Walid Regragui ou la valse à quatre temps : scoop, démenti, scoop, démenti


Rédigé par La rédaction le Mercredi 25 Février 2026

Depuis quelques jours, l’équipe nationale vit au rythme d’un scénario désormais familier dans le paysage médiatique sportif marocain : une information surgit, un démenti institutionnel tombe, puis l’information ressurgit sous une autre forme, avant un nouveau démenti. Une valse à quatre temps qui entretient le flou autour de l’avenir de Walid Regragui à la tête des Lions de l’Atlas, sans jamais trancher la question de fond.



Premier point souvent perdu dans le brouhaha : Walid Regragui lui-même n’a jamais confirmé ni démenti quoi que ce soit.

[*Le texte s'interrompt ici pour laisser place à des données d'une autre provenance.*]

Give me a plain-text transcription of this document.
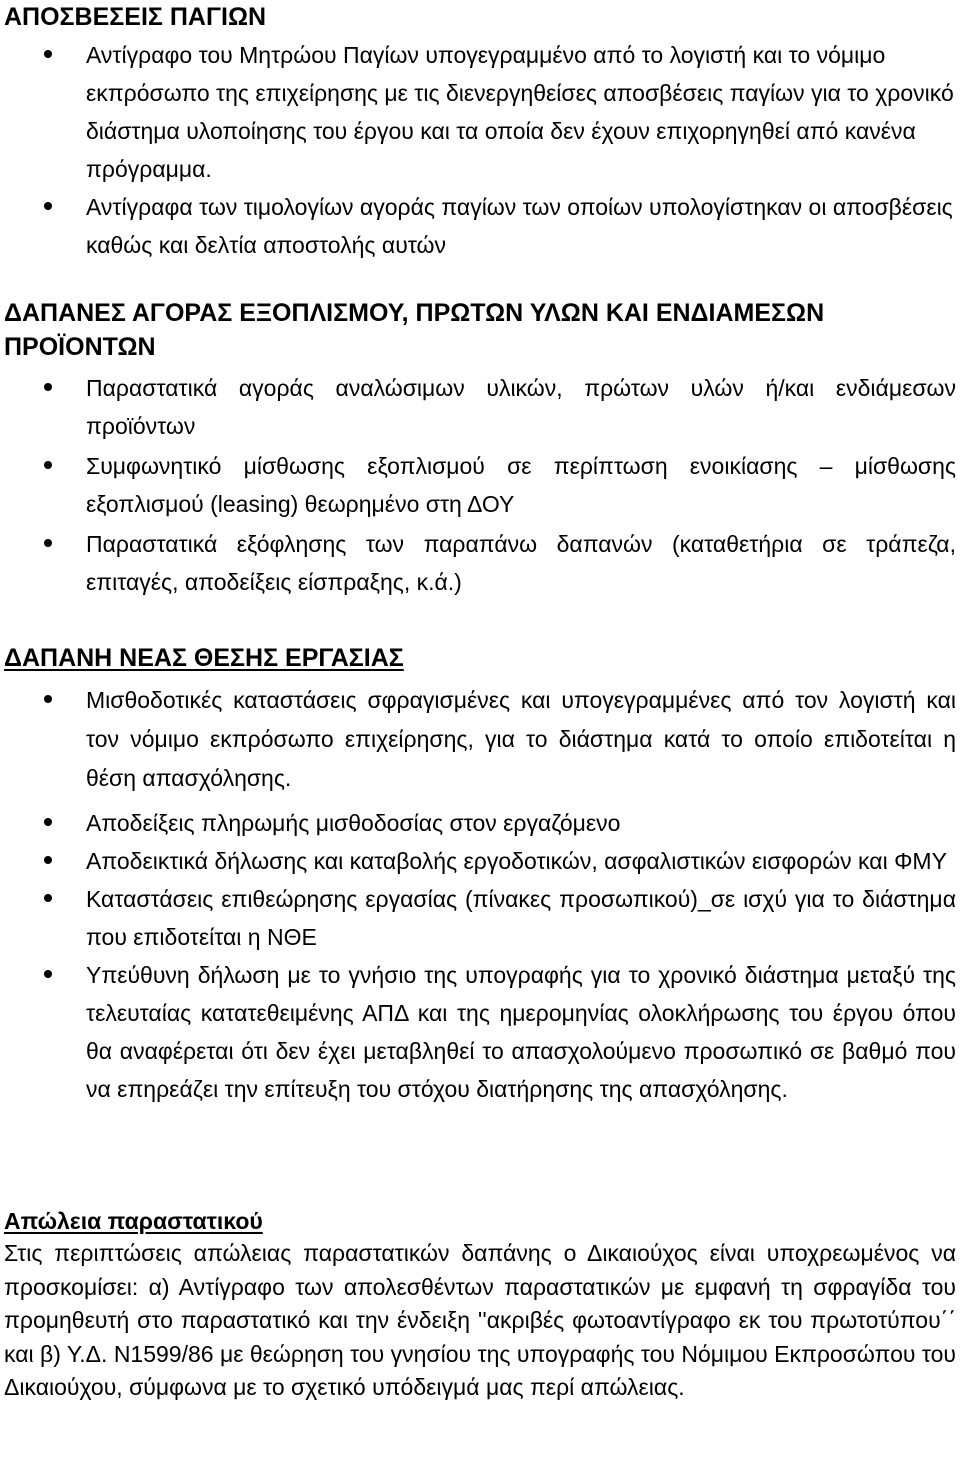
ΑΠΟΣΒΕΣΕΙΣ ΠΑΓΙΩΝ
Αντίγραφο του Μητρώου Παγίων υπογεγραμμένο από το λογιστή και το νόμιμο εκπρόσωπο της επιχείρησης με τις διενεργηθείσες αποσβέσεις παγίων για το χρονικό διάστημα υλοποίησης του έργου και τα οποία δεν έχουν επιχορηγηθεί από κανένα πρόγραμμα.
Αντίγραφα των τιμολογίων αγοράς παγίων των οποίων υπολογίστηκαν οι αποσβέσεις καθώς και δελτία αποστολής αυτών
ΔΑΠΑΝΕΣ ΑΓΟΡΑΣ ΕΞΟΠΛΙΣΜΟΥ, ΠΡΩΤΩΝ ΥΛΩΝ ΚΑΙ ΕΝΔΙΑΜΕΣΩΝ ΠΡΟΪΟΝΤΩΝ
Παραστατικά αγοράς αναλώσιμων υλικών, πρώτων υλών ή/και ενδιάμεσων προϊόντων
Συμφωνητικό μίσθωσης εξοπλισμού σε περίπτωση ενοικίασης – μίσθωσης εξοπλισμού (leasing) θεωρημένο στη ΔΟΥ
Παραστατικά εξόφλησης των παραπάνω δαπανών (καταθετήρια σε τράπεζα, επιταγές, αποδείξεις είσπραξης, κ.ά.)
ΔΑΠΑΝΗ ΝΕΑΣ ΘΕΣΗΣ ΕΡΓΑΣΙΑΣ
Μισθοδοτικές καταστάσεις σφραγισμένες και υπογεγραμμένες από τον λογιστή και τον νόμιμο εκπρόσωπο επιχείρησης, για το διάστημα κατά το οποίο επιδοτείται η θέση απασχόλησης.
Αποδείξεις πληρωμής μισθοδοσίας στον εργαζόμενο
Αποδεικτικά δήλωσης και καταβολής εργοδοτικών, ασφαλιστικών εισφορών και ΦΜΥ
Καταστάσεις επιθεώρησης εργασίας (πίνακες προσωπικού)_σε ισχύ για το διάστημα που επιδοτείται η ΝΘΕ
Υπεύθυνη δήλωση με το γνήσιο της υπογραφής για το χρονικό διάστημα μεταξύ της τελευταίας κατατεθειμένης ΑΠΔ και της ημερομηνίας ολοκλήρωσης του έργου όπου θα αναφέρεται ότι δεν έχει μεταβληθεί το απασχολούμενο προσωπικό σε βαθμό που να επηρεάζει την επίτευξη του στόχου διατήρησης της απασχόλησης.
Απώλεια παραστατικού

Στις περιπτώσεις απώλειας παραστατικών δαπάνης ο Δικαιούχος είναι υποχρεωμένος να προσκομίσει: α) Αντίγραφο των απολεσθέντων παραστατικών με εμφανή τη σφραγίδα του προμηθευτή στο παραστατικό και την ένδειξη ''ακριβές φωτοαντίγραφο εκ του πρωτοτύπου΄΄ και β) Υ.Δ. Ν1599/86 με θεώρηση του γνησίου της υπογραφής του Νόμιμου Εκπροσώπου του Δικαιούχου, σύμφωνα με το σχετικό υπόδειγμά μας περί απώλειας.
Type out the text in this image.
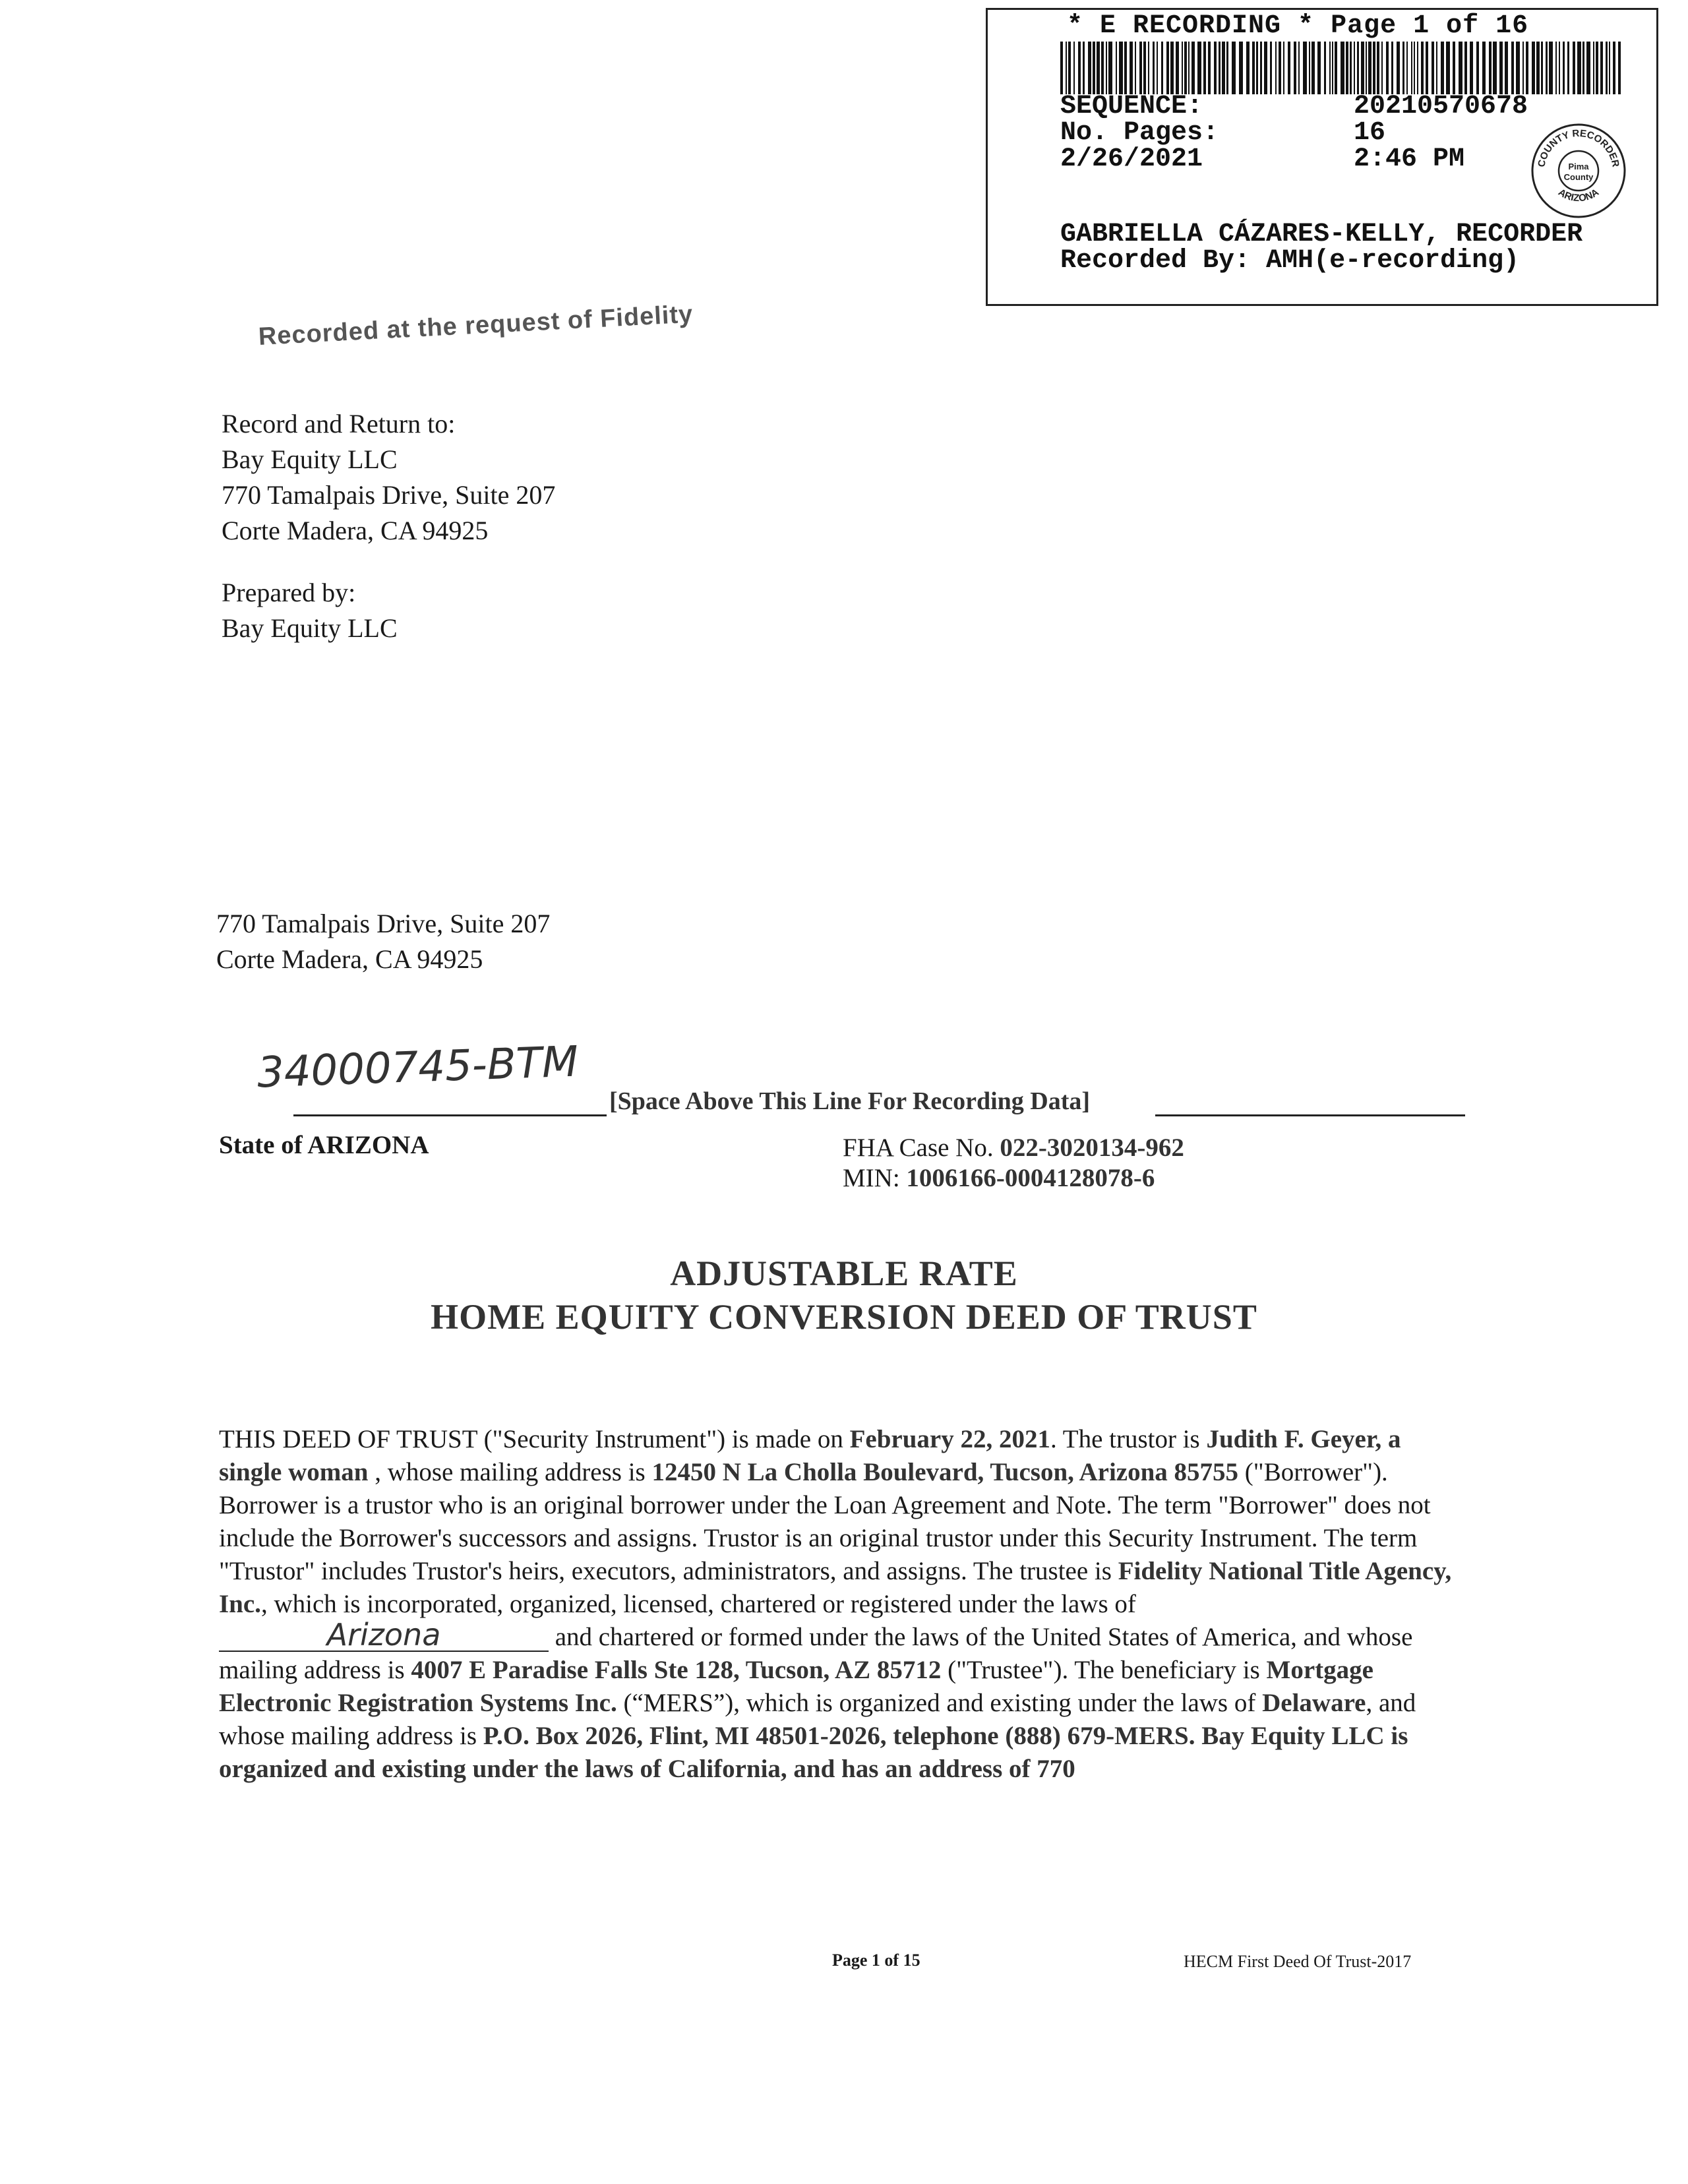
* E RECORDING * Page 1 of 16
SEQUENCE:	20210570678
No. Pages:	16
2/26/2021	2:46 PM	COUNTY RECORDER
ARIZONA
Pima
County
GABRIELLA CÁZARES-KELLY, RECORDER
Recorded By: AMH(e-recording)
Recorded at the request of Fidelity
Record and Return to:
Bay Equity LLC
770 Tamalpais Drive, Suite 207
Corte Madera, CA 94925
Prepared by:
Bay Equity LLC
770 Tamalpais Drive, Suite 207
Corte Madera, CA 94925
34000745-BTM
[Space Above This Line For Recording Data]
State of ARIZONA	FHA Case No. 022-3020134-962
MIN: 1006166-0004128078-6
ADJUSTABLE RATE
HOME EQUITY CONVERSION DEED OF TRUST
THIS DEED OF TRUST ("Security Instrument") is made on February 22, 2021. The trustor is Judith F. Geyer, a single woman , whose mailing address is 12450 N La Cholla Boulevard, Tucson, Arizona 85755 ("Borrower"). Borrower is a trustor who is an original borrower under the Loan Agreement and Note. The term "Borrower" does not include the Borrower's successors and assigns. Trustor is an original trustor under this Security Instrument. The term "Trustor" includes Trustor's heirs, executors, administrators, and assigns. The trustee is Fidelity National Title Agency, Inc., which is incorporated, organized, licensed, chartered or registered under the laws of Arizona	and chartered or formed under the laws of the United States of America, and whose mailing address is 4007 E Paradise Falls Ste 128, Tucson, AZ 85712 ("Trustee"). The beneficiary is Mortgage Electronic Registration Systems Inc. (“MERS”), which is organized and existing under the laws of Delaware, and whose mailing address is P.O. Box 2026, Flint, MI 48501-2026, telephone (888) 679-MERS. Bay Equity LLC is organized and existing under the laws of California, and has an address of 770
Page 1 of 15	HECM First Deed Of Trust-2017
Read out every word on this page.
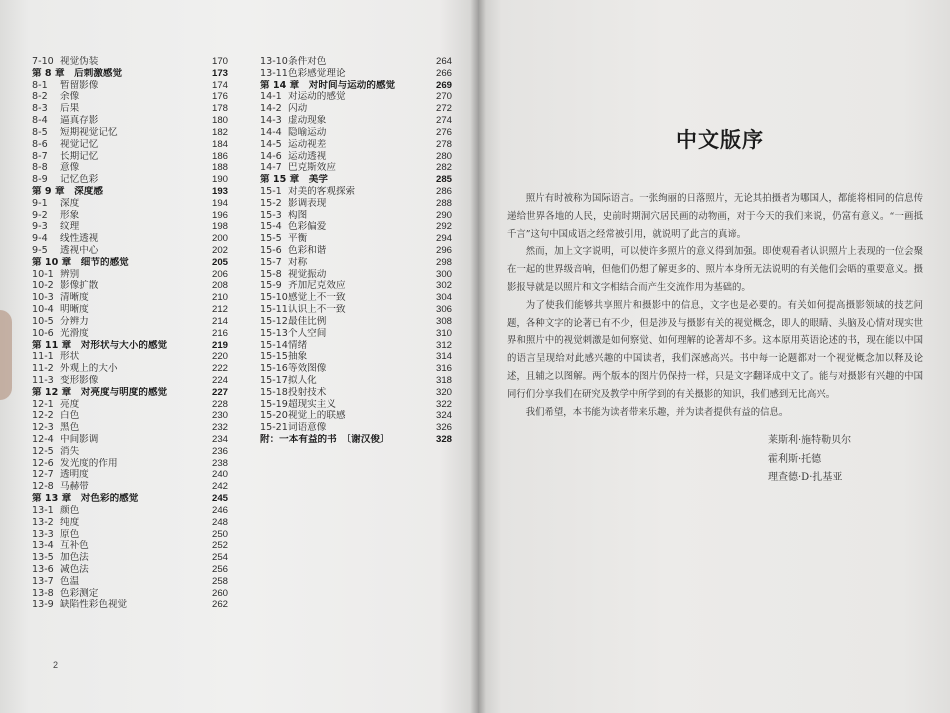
7-10 视觉伪装	170
第 8 章　后刺激感觉	173
8-1	暂留影像	174
8-2	余像	176
8-3	后果	178
8-4	逼真存影	180
8-5	短期视觉记忆	182
8-6	视觉记忆	184
8-7	长期记忆	186
8-8	意像	188
8-9	记忆色彩	190
第 9 章　深度感	193
9-1	深度	194
9-2	形象	196
9-3	纹理	198
9-4	线性透视	200
9-5	透视中心	202
第 10 章　细节的感觉	205
10-1 辨别	206
10-2 影像扩散	208
10-3 清晰度	210
10-4 明晰度	212
10-5 分辨力	214
10-6 光滑度	216
第 11 章　对形状与大小的感觉	219
11-1 形状	220
11-2 外观上的大小	222
11-3 变形影像	224
第 12 章　对亮度与明度的感觉	227
12-1 亮度	228
12-2 白色	230
12-3 黑色	232
12-4 中间影调	234
12-5 消失	236
12-6 发光度的作用	238
12-7 透明度	240
12-8 马赫带	242
第 13 章　对色彩的感觉	245
13-1 颜色	246
13-2 纯度	248
13-3 原色	250
13-4 互补色	252
13-5 加色法	254
13-6 减色法	256
13-7 色温	258
13-8 色彩测定	260
13-9 缺陷性彩色视觉	262
13-10 条件对色	264
13-11 色彩感觉理论	266
第 14 章　对时间与运动的感觉	269
14-1 对运动的感觉	270
14-2 闪动	272
14-3 虚动现象	274
14-4 隐喻运动	276
14-5 运动视差	278
14-6 运动透视	280
14-7 巴克斯效应	282
第 15 章　美学	285
15-1 对美的客观探索	286
15-2 影调表现	288
15-3 构图	290
15-4 色彩偏爱	292
15-5 平衡	294
15-6 色彩和谐	296
15-7 对称	298
15-8 视觉振动	300
15-9 齐加尼克效应	302
15-10 感觉上不一致	304
15-11 认识上不一致	306
15-12 最佳比例	308
15-13 个人空间	310
15-14 情绪	312
15-15 抽象	314
15-16 等效图像	316
15-17 拟人化	318
15-18 投射技术	320
15-19 超现实主义	322
15-20 视觉上的联感	324
15-21 词语意像	326
附：一本有益的书　〔谢汉俊〕	328
2
中文版序

照片有时被称为国际语言。一张绚丽的日落照片，无论其拍摄者为哪国人，都能将相同的信息传递给世界各地的人民，史前时期洞穴居民画的动物画，对于今天的我们来说，仍富有意义。“一画抵千言”这句中国成语之经常被引用，就说明了此言的真谛。

然而，加上文字说明，可以使许多照片的意义得到加强。即使观看者认识照片上表现的一位会聚在一起的世界级音响，但他们仍想了解更多的、照片本身所无法说明的有关他们会晤的重要意义。摄影报导就是以照片和文字相结合而产生交流作用为基础的。

为了使我们能够共享照片和摄影中的信息，文字也是必要的。有关如何提高摄影领域的技艺问题，各种文字的论著已有不少，但是涉及与摄影有关的视觉概念，即人的眼睛、头脑及心情对现实世界和照片中的视觉刺激是如何察觉、如何理解的论著却不多。这本原用英语论述的书，现在能以中国的语言呈现给对此感兴趣的中国读者，我们深感高兴。书中每一论题都对一个视觉概念加以释及论述，且辅之以图解。两个版本的图片仍保持一样，只是文字翻译成中文了。能与对摄影有兴趣的中国同行们分享我们在研究及教学中所学到的有关摄影的知识，我们感到无比高兴。

我们希望，本书能为读者带来乐趣，并为读者提供有益的信息。

莱斯利·施特勒贝尔
霍利斯·托德
理查德·D·扎基亚
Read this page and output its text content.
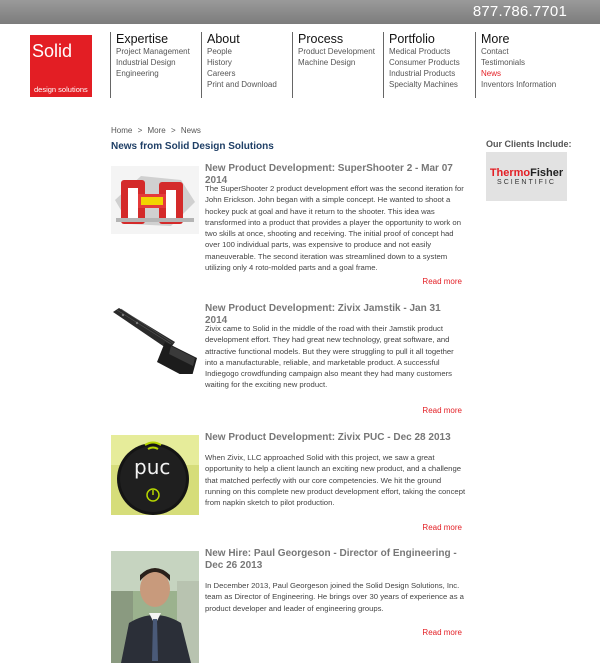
877.786.7701
Solid
design solutions
Expertise
Project Management
Industrial Design
Engineering
About
People
History
Careers
Print and Download
Process
Product Development
Machine Design
Portfolio
Medical Products
Consumer Products
Industrial Products
Specialty Machines
More
Contact
Testimonials
News
Inventors Information
Home > More > News
News from Solid Design Solutions	Our Clients Include:
ThermoFisher
SCIENTIFIC
New Product Development: SuperShooter 2 - Mar 07 2014
The SuperShooter 2 product development effort was the second iteration for John Erickson. John began with a simple concept. He wanted to shoot a hockey puck at goal and have it return to the shooter. This idea was transformed into a product that provides a player the opportunity to work on two skills at once, shooting and receiving. The initial proof of concept had over 100 individual parts, was expensive to produce and not easily maneuverable. The second iteration was streamlined down to a system utilizing only 4 roto-molded parts and a goal frame.
Read more
New Product Development: Zivix Jamstik - Jan 31 2014
Zivix came to Solid in the middle of the road with their Jamstik product development effort. They had great new technology, great software, and attractive functional models. But they were struggling to pull it all together into a manufacturable, reliable, and marketable product. A successful Indiegogo crowdfunding campaign also meant they had many customers waiting for the exciting new product.
Read more
puc
New Product Development: Zivix PUC - Dec 28 2013
When Zivix, LLC approached Solid with this project, we saw a great opportunity to help a client launch an exciting new product, and a challenge that matched perfectly with our core competencies. We hit the ground running on this complete new product development effort, taking the concept from napkin sketch to pilot production.
Read more
New Hire: Paul Georgeson - Director of Engineering - Dec 26 2013
In December 2013, Paul Georgeson joined the Solid Design Solutions, Inc. team as Director of Engineering. He brings over 30 years of experience as a product developer and leader of engineering groups.
Read more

À chaque fois, la réaction est venue de la Fédération royale marocaine de football, et très rapidement. Une célérité qui interroge. Non pas parce qu’un démenti serait en soi suspect, mais parce qu’il s’inscrit dans une mécanique de communication défensive, sans parole claire ni message structurant sur la suite du projet sportif.

Dans ce type de séquence, une maxime revient souvent chez les observateurs : il n’y a pas de fumée sans feu. Cela ne signifie pas que la rumeur dit toujours vrai, mais qu’elle trouve rarement sa source dans le néant. Pour une partie des analystes, Regragui ne serait plus aujourd’hui en situation confortable pour rester à la tête de la sélection, pour plusieurs raisons cumulées. La plus visible est celle d’un divorce progressif avec une frange du public. Les réactions sur les réseaux sociaux, parfois excessives et souvent injustes au regard de son parcours – demi-finale historique au Mondial, remise à niveau de l’image du football marocain – témoignent d’une usure réelle du lien émotionnel.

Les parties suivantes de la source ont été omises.